Don’t over look these coats when looking at this breed. Breeders know these kind of coats could produce good coats down the road. Short, tight, coarse coats are utilitarian, wash and dry and usually protective. Whereas, the coats that are long will produce excessively long leg or chest coat down the road. Any good groomer will be able to trim that coat to make it appear not so long, but your hands can tell you all you need to know. Feel the texture, check for skin coverage, look to see if the outline is hidden.

How To Judge a coat
We need not to look for length, but rather for coverage, for depth, for thickness. Will those briars stick to this coat? Will those thorns rip skin? Are the hairs thick and strong? Or are they thin and whispy? Use your hands when judging coats, feel for texture, check the belly and chest, can you feel skin, can you see skin?

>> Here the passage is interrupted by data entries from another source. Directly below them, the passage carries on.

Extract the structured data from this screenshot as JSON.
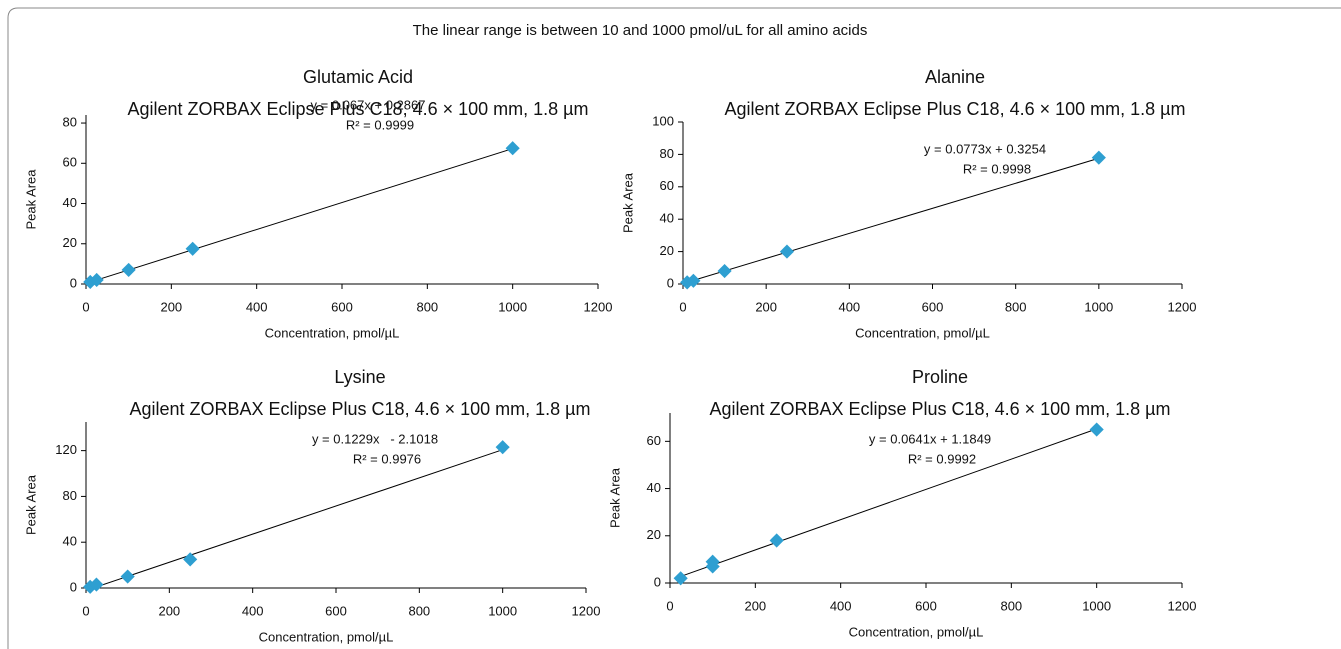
{
  "title": "The linear range is between 10 and 1000 pmol/uL for all amino acids",
  "chart_data": [
    {
      "type": "scatter",
      "title": "Glutamic Acid",
      "subtitle": "Agilent ZORBAX Eclipse Plus C18, 4.6 × 100 mm, 1.8 µm",
      "x_label": "Concentration, pmol/µL",
      "y_label": "Peak Area",
      "annotations": [
        "y = 0.067x + 0.2867",
        "R² = 0.9999"
      ],
      "trendline": {
        "slope": 0.067,
        "intercept": 0.2867
      },
      "x": [
        10,
        25,
        100,
        250,
        1000
      ],
      "series": [
        {
          "color": "#2e9fd1",
          "values": [
            1,
            2,
            7,
            17.5,
            67.5
          ]
        }
      ],
      "xlim": [
        0,
        1200
      ],
      "xticks": [
        0,
        200,
        400,
        600,
        800,
        1000,
        1200
      ],
      "ylim": [
        0,
        84
      ],
      "yticks": [
        0,
        20,
        40,
        60,
        80
      ]
    },
    {
      "type": "scatter",
      "title": "Alanine",
      "subtitle": "Agilent ZORBAX Eclipse Plus C18, 4.6 × 100 mm, 1.8 µm",
      "x_label": "Concentration, pmol/µL",
      "y_label": "Peak Area",
      "annotations": [
        "y = 0.0773x + 0.3254",
        "R² = 0.9998"
      ],
      "trendline": {
        "slope": 0.0773,
        "intercept": 0.3254
      },
      "x": [
        10,
        25,
        100,
        250,
        1000
      ],
      "series": [
        {
          "color": "#2e9fd1",
          "values": [
            1,
            2,
            8,
            20,
            78
          ]
        }
      ],
      "xlim": [
        0,
        1200
      ],
      "xticks": [
        0,
        200,
        400,
        600,
        800,
        1000,
        1200
      ],
      "ylim": [
        0,
        100
      ],
      "yticks": [
        0,
        20,
        40,
        60,
        80,
        100
      ]
    },
    {
      "type": "scatter",
      "title": "Lysine",
      "subtitle": "Agilent ZORBAX Eclipse Plus C18, 4.6 × 100 mm, 1.8 µm",
      "x_label": "Concentration, pmol/µL",
      "y_label": "Peak Area",
      "annotations": [
        "y = 0.1229x   - 2.1018",
        "R² = 0.9976"
      ],
      "trendline": {
        "slope": 0.1229,
        "intercept": -2.1018
      },
      "x": [
        10,
        25,
        100,
        250,
        1000
      ],
      "series": [
        {
          "color": "#2e9fd1",
          "values": [
            1,
            3,
            10,
            25,
            123
          ]
        }
      ],
      "xlim": [
        0,
        1200
      ],
      "xticks": [
        0,
        200,
        400,
        600,
        800,
        1000,
        1200
      ],
      "ylim": [
        0,
        145
      ],
      "yticks": [
        0,
        40,
        80,
        120
      ]
    },
    {
      "type": "scatter",
      "title": "Proline",
      "subtitle": "Agilent ZORBAX Eclipse Plus C18, 4.6 × 100 mm, 1.8 µm",
      "x_label": "Concentration, pmol/µL",
      "y_label": "Peak Area",
      "annotations": [
        "y = 0.0641x + 1.1849",
        "R² = 0.9992"
      ],
      "trendline": {
        "slope": 0.0641,
        "intercept": 1.1849
      },
      "x": [
        25,
        100,
        100,
        250,
        1000
      ],
      "series": [
        {
          "color": "#2e9fd1",
          "values": [
            2,
            7,
            9,
            18,
            65
          ]
        }
      ],
      "xlim": [
        0,
        1200
      ],
      "xticks": [
        0,
        200,
        400,
        600,
        800,
        1000,
        1200
      ],
      "ylim": [
        0,
        72
      ],
      "yticks": [
        0,
        20,
        40,
        60
      ]
    }
  ]
}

Is the Coat the most important thing on our dogs?
While coat is so terribly important to our breed it cannot be more important than soundness. A dog with an absolutely drop dead perfect coat that is flawed in it’s movement, that is unsound physically or mentally is just as useless to the hunter. We must strive for the package, the total animal that fits the bill in all ways.

But...... it's a Dog SHOW!
I understand it’s a dog show, with an emphasis on Show, but I always believed the purpose for a show was to choose breeding stock. A German Wirehaired Pointer should not look like a liver and white Airedale, or Giant Schnauzer. A dog with a coat such as this lacks breed type, lacks a correct German Wirehaired Pointer coat. When these types of coats are put up for our top honors, it encourages fad breeding, breeding to win in the show ring. But what good is producing pretty dogs that are useless for their intended purpose- hunting.

This is not a fancy breed, this is a down to earth, solid working dog whose history and heritage deserves to be upheld and honored. Breeders and owners who want to sculpt a breed, who have a need to have flowing coats should seek those breeds. Judges also need to honor our standard and attempt to learn what correct coat is.

This is not an easy breed to breed! We have to keep so many things in mind when choosing which dogs to breed. Athletic ability, bird sense, trainability, conformation, temperment, and then that proper coat. Keeping good, harsh, flat, and tight fitting coats has to be on our list, very high on our list because without it, it's just another long coated sporting dog. Please, let us not go the way of the Cockers and Setters!